I'm really writing this to make myself feel better because sometimes it upsets me when celebrities I like express opinions about random things that don't line up with my own. I can only hope that someone out there really trusts my opinion and really feels that celebrity opinions ARE valid and that they're crying about it.

Thursday, July 5, 2012

Where's My Gold Star, Already?

 Everyone I work with is at least 3 years older than I am. If I were a real adult I probably wouldn't think of a 27 year old as being considerably older than I am. I find myself wondering though why no one has praised me yet for being such a big, smart girl every time I do something right at work. Never mind the fact that none of them necessarily know how old I am, or that even if they did 24 isn't exactly an age at which a person is impressive just because they don't burn the office to the ground every time they login to their computer. In fact, a lot of 24 year olds have been working since they were 16 and didn't spend four years at college learning how to feel superior without actually accomplishing anything and really are world-wearied workmen.  I know this.  Yet still if I successfully close a sale and I feel like I've had an especially good conversation with a client I tend to perk up and look around after I hang up to see if maybe anyone was listening and if they would like to pat me on the head or perhaps give me some kind of crown that I might  wear for an hour or so.

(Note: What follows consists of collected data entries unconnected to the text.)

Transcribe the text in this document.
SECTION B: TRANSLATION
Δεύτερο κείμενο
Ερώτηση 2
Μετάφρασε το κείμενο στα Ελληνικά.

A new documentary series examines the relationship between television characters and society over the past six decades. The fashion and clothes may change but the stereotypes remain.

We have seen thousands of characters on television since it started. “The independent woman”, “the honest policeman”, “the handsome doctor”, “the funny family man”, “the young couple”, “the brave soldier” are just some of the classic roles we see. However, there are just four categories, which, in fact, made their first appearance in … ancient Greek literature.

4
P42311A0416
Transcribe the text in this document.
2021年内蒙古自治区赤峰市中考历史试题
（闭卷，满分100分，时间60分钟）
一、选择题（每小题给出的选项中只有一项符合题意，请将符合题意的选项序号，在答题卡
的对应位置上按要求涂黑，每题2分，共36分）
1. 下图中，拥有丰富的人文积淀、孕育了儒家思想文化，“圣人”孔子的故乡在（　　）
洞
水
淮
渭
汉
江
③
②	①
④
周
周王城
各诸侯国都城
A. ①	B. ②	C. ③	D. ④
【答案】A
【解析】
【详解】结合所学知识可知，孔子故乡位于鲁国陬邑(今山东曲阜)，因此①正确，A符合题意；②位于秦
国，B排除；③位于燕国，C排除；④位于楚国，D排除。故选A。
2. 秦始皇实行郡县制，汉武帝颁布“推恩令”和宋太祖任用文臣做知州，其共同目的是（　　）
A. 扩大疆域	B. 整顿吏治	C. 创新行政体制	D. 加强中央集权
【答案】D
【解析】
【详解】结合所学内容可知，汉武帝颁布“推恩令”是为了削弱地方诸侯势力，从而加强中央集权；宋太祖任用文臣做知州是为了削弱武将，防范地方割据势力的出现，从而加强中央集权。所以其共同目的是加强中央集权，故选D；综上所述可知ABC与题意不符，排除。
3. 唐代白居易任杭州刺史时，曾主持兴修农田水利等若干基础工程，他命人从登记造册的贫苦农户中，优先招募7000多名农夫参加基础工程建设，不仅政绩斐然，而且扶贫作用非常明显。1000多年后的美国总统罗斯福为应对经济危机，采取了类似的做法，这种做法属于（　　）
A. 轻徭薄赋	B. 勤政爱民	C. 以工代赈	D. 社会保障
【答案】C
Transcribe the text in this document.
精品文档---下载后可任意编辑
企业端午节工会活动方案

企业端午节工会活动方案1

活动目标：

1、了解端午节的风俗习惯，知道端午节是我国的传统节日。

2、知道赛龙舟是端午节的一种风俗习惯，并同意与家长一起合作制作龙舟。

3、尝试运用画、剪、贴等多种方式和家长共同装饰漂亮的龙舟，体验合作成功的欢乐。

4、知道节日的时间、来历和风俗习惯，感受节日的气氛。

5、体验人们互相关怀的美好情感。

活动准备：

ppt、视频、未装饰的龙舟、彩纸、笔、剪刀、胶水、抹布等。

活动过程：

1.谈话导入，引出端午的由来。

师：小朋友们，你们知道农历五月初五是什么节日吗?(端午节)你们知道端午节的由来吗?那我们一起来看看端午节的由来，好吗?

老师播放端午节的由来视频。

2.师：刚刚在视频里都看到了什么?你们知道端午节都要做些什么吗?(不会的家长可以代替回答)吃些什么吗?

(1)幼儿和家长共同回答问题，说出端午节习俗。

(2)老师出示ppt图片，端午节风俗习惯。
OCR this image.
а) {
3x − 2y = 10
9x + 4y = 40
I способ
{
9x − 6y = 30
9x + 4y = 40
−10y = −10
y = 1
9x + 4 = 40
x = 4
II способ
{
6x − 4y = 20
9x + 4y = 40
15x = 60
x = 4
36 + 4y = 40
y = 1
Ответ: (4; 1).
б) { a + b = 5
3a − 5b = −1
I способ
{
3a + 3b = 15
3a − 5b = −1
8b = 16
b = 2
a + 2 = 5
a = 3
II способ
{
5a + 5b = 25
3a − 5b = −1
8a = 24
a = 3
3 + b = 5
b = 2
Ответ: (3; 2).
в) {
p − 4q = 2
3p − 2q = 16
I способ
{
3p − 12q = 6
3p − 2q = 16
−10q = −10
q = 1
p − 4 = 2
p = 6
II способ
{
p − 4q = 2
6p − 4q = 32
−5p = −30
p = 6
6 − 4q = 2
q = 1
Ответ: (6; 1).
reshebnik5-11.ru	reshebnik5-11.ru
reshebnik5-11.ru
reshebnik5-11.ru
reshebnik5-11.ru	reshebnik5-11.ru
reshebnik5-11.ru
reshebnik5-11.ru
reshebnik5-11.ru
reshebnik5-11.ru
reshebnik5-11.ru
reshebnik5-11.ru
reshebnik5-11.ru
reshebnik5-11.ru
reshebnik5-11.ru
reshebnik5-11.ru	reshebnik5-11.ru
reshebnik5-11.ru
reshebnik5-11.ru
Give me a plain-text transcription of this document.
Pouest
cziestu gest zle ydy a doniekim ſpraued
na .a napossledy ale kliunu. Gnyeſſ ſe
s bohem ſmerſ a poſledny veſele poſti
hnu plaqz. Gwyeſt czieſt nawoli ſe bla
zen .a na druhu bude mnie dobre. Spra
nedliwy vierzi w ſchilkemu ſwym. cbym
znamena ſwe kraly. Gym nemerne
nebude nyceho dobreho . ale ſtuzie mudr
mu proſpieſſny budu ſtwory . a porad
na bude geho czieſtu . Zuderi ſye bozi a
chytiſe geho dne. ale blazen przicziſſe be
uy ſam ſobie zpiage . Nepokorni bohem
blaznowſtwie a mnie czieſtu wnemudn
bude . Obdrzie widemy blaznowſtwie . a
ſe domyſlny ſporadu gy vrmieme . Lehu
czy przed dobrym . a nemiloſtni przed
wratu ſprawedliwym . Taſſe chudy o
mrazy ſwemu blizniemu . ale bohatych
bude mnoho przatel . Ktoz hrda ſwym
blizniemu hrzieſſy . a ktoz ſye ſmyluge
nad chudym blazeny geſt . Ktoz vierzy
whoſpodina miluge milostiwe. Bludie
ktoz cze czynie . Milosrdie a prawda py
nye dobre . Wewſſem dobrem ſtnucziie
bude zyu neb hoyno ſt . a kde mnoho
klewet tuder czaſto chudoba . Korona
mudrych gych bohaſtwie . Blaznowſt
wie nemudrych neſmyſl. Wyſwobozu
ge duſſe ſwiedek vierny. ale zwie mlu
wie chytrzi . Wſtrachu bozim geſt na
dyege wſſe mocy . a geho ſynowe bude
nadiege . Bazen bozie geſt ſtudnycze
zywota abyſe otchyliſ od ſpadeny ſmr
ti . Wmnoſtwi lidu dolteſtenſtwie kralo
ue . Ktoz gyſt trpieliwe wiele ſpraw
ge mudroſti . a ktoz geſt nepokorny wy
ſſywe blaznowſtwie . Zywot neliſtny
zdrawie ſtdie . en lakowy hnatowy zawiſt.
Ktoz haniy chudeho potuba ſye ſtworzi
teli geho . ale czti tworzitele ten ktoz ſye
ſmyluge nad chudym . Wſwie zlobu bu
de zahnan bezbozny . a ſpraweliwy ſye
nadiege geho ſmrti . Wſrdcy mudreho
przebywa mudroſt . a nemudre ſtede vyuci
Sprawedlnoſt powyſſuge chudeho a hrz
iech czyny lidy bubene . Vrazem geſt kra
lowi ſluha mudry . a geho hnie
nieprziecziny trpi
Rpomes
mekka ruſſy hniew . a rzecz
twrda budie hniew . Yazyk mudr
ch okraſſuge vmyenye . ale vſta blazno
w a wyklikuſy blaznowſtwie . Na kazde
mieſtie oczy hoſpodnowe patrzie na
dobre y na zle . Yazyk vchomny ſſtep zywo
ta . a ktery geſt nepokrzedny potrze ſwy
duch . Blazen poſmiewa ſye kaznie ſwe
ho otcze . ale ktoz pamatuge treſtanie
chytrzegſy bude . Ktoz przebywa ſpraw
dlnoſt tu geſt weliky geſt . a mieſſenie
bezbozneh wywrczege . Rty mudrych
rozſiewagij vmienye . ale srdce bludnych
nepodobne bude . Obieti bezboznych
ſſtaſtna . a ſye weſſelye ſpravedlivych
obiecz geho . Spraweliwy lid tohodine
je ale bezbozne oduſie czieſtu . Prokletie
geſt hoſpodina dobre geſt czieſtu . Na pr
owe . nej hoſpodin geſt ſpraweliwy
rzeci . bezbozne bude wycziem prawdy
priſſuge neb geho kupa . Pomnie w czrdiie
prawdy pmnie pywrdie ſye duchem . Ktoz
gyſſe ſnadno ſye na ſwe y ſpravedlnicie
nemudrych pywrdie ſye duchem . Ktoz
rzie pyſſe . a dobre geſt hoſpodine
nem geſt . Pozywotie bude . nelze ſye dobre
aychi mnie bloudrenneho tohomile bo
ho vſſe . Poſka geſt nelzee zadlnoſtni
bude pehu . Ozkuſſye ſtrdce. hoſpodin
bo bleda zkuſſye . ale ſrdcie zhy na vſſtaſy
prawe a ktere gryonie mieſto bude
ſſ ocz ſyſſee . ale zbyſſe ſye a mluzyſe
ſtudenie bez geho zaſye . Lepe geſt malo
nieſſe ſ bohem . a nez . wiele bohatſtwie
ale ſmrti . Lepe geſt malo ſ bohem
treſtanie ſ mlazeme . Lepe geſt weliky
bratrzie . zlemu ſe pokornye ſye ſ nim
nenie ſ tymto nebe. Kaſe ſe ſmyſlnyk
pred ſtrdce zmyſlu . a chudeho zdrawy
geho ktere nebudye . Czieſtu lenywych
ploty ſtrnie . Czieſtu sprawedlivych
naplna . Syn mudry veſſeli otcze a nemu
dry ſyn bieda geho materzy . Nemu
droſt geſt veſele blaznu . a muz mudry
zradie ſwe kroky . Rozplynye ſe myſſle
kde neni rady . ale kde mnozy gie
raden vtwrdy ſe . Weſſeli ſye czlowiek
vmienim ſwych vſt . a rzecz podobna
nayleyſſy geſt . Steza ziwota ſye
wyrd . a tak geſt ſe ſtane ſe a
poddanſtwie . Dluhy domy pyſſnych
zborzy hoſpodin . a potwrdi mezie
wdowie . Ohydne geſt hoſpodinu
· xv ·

This never happens. What does happen is that I make more money than I would have otherwise, which is good. But nobody else is particularly happy for me when I do this except for maybe my manager because my success is his success. But that's the same for everyone. My being 24 has no bearing on how happy my manager is if I do something right. My manager is a super nice guy and all, but I'm new, which means that I am empirically much worse at my job than everyone else and I take up a lot more of his time with stupid little questions. It's his job to be encouraging  but I have the distinct impression that he would very much like to hit the fast forward button to when he doesn't have deal with me bopping over to his desk every 20 minutes and making my "I'm about to annoy you face" at him.

When conversing with my co-workers I reference the fact that I just moved to New York more than I probably should. When I first started I had literally JUST moved here- was living in a hotel in fact- but now I've been here for over a month and my helpless bumpkin act probably isn't cute anymore if it ever was to begin with. I'm a little self-conscious about how little I know about things here. The truth is that I could be going out more and making more of an effort to get acquainted with my surroundings but I just get so tired and even when I do want to go exploring I'm not sure where to start. And when I do explore it's the last thing I want to discuss with anyone because every conversation would start like "Hey I went to _______ this weekend !" and people would be like yeah...ok.

When I do know things I get too excited about talking about them and once again I expect for people to be impressed when really they have no reason to be. Nobody cares that I know which trains I can transfer to at Jay street. I don't even care that I know that. But I catch myself clinging to these small triumphs and dropping them not at all discreetly into conversation. It's tacky and I need to stop.

I am aware that in my last post I said I wasn't going to write about work and I just kind of did. Oh well. Now they know. Maybe one of them will bring me a crown as a gift.